Now let's make a prediction and compare it to a hand-calculation.

In [6]:
text = 'hello spam'

probs_if_spam = [
    (1 + 0.5) / (1 + 2 * 0.5),      # "spam"  (present)
    1 - (0 + 0.5) / (1 + 2 * 0.5),  # "ham"   (not present)
    1 - (1 + 0.5) / (1 + 2 * 0.5),  # "rules" (not present)
    (0 + 0.5) / (1 + 2 * 0.5)       # "hello" (present)
]

probs_if_ham = [
    (0 + 0.5) / (2 + 2 * 0.5),      # "spam"  (present)
    1 - (2 + 0.5) / (2 + 2 * 0.5),  # "ham"   (not present)
    1 - (1 + 0.5) / (2 + 2 * 0.5),  # "rules" (not present)
    (1 + 0.5) / (2 + 2 * 0.5),      # "hello" (present)
]

p_if_spam = math.exp(sum(math.log(p) for p in probs_if_spam))
p_if_ham = math.exp(sum(math.log(p) for p in probs_if_ham))

assert model.predict(text) == p_if_spam / (p_if_ham + p_if_spam)

So it works with training wheels on. Let's do it on real data.

## A spam filter: using our model

In [8]:
# from io import BytesIO
# import requests
# import tarfile

# base_url = "https://spamassassin.apache.org/old/publiccorpus"
# files = ["20021010_easy_ham.tar.bz2",
#          "20021010_hard_ham.tar.bz2",
#          "20021010_spam.tar.bz2"]

# output_dir = 'spam_data'

# for file in files:
#     content = requests.get(f"{base_url}/{file}").content
#     fin = BytesIO(content)
#     with tarfile.open(fileobj=fin,mode='r:bz2') as tf:
#         tf.extractall(output_dir)

To keep things simple we'll only look at the subject lines of the emails.

In [9]:
import glob, re

path = 'spam_data/*/*'

data: List[Message] = []
    
for file in glob.glob(path):
    is_spam = "ham" not in file
    
    with open(file,errors='ignore') as email_file:
        for line in email_file:
            if line.startswith("Subject:"):
                subject = line.lstrip("Subject: ")
                data.append(Message(subject,is_spam))
                break

Now we can split into train-test.

In [11]:
import random
from scratch.machine_learning import split_data
random.seed(0)

train_messages, test_messages = split_data(data,0.75)

model = NaiveBayesClassifier()
model.train(train_messages)

Now let's generate some predictions and see how the model does:

In [12]:
from collections import Counter

predictions = [(message, model.predict(message.text))
               for message in test_messages]

confusion_matrix = Counter((message.is_spam, spam_probability > 0.5) 
                           for message, spam_probability 
                           in predictions)

print(confusion_matrix)

Counter({(False, False): 670, (True, True): 86, (True, False): 40, (False, True): 29})


This gives 84 true positives (spam classified as “spam”), 25 false positives (ham classified as “spam”), 703 true negatives (ham classified as “ham”), and 44 false negatives (spam classified as “ham”).
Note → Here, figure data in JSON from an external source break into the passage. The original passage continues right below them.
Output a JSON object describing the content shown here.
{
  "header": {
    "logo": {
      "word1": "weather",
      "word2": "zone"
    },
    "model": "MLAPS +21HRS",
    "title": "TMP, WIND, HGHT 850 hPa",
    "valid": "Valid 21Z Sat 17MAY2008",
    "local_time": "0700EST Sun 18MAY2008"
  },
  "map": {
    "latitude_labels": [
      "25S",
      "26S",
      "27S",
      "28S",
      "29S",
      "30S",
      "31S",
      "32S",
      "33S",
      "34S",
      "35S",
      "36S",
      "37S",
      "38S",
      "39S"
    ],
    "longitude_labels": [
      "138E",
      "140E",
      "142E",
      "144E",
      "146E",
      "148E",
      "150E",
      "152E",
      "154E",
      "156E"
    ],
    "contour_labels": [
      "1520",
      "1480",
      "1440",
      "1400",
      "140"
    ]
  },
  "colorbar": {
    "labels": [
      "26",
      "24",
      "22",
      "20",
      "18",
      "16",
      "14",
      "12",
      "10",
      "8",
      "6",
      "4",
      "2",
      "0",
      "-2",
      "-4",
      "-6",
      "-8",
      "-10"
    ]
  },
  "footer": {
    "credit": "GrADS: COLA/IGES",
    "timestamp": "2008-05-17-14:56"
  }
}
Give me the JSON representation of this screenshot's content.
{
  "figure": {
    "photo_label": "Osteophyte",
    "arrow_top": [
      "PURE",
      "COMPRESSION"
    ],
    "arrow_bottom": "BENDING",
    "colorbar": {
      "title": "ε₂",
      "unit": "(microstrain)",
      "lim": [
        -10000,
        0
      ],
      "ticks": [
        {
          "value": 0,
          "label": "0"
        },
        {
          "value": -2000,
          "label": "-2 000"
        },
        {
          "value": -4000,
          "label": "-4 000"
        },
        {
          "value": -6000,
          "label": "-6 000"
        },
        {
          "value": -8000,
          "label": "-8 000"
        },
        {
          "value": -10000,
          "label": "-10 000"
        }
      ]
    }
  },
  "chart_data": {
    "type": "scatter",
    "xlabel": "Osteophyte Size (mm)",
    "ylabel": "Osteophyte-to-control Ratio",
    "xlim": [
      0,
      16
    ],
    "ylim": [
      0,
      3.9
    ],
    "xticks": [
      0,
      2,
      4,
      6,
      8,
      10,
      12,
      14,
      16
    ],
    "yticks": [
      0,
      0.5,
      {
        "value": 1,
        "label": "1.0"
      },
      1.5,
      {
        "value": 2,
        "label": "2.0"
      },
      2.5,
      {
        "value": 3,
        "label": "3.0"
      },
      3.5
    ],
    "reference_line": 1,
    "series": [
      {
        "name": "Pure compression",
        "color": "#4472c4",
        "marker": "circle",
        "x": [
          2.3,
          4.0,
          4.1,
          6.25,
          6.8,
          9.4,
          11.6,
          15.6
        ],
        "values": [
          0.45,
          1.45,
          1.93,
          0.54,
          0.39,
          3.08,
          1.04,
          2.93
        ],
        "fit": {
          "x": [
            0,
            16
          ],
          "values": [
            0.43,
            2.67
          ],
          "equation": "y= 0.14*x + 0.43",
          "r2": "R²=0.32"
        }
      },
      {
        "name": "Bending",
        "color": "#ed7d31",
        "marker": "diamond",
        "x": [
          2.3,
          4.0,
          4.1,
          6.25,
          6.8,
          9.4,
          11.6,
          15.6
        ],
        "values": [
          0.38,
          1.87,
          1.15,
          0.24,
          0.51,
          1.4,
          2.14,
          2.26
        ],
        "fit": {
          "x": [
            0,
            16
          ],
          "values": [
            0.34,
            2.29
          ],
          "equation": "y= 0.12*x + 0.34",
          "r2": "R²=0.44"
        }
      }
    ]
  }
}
This means our precision is 84 / (84 + 25) = 77%, and our recall is 84 / (84 + 44) = 65%, which are not bad numbers for such a simple model. (Presumably we’d do better if we looked at more than the subject lines.)

In [13]:
def p_spam_given_token(token:str, model: NaiveBayesClassifier) -> float:
    prob_if_spam, prob_if_ham = model._probabilities(token)
    return prob_if_spam / (prob_if_spam + prob_if_ham)

words = sorted(model.tokens,key=lambda t: p_spam_given_token(t,model))

In [15]:
print("spammiest words", words[-10:])

spammiest words ['zzzz', 'attn', '95', 'clearance', 'per', 'money', 'sale', 'rates', 'systemworks', 'adv']


In [17]:
print("hammiest words", words[:10])

hammiest words ['spambayes', 'users', 'razor', 'zzzzteana', 'sadev', 'apt', 'perl', 'ouch', 'spamassassin', 'selling']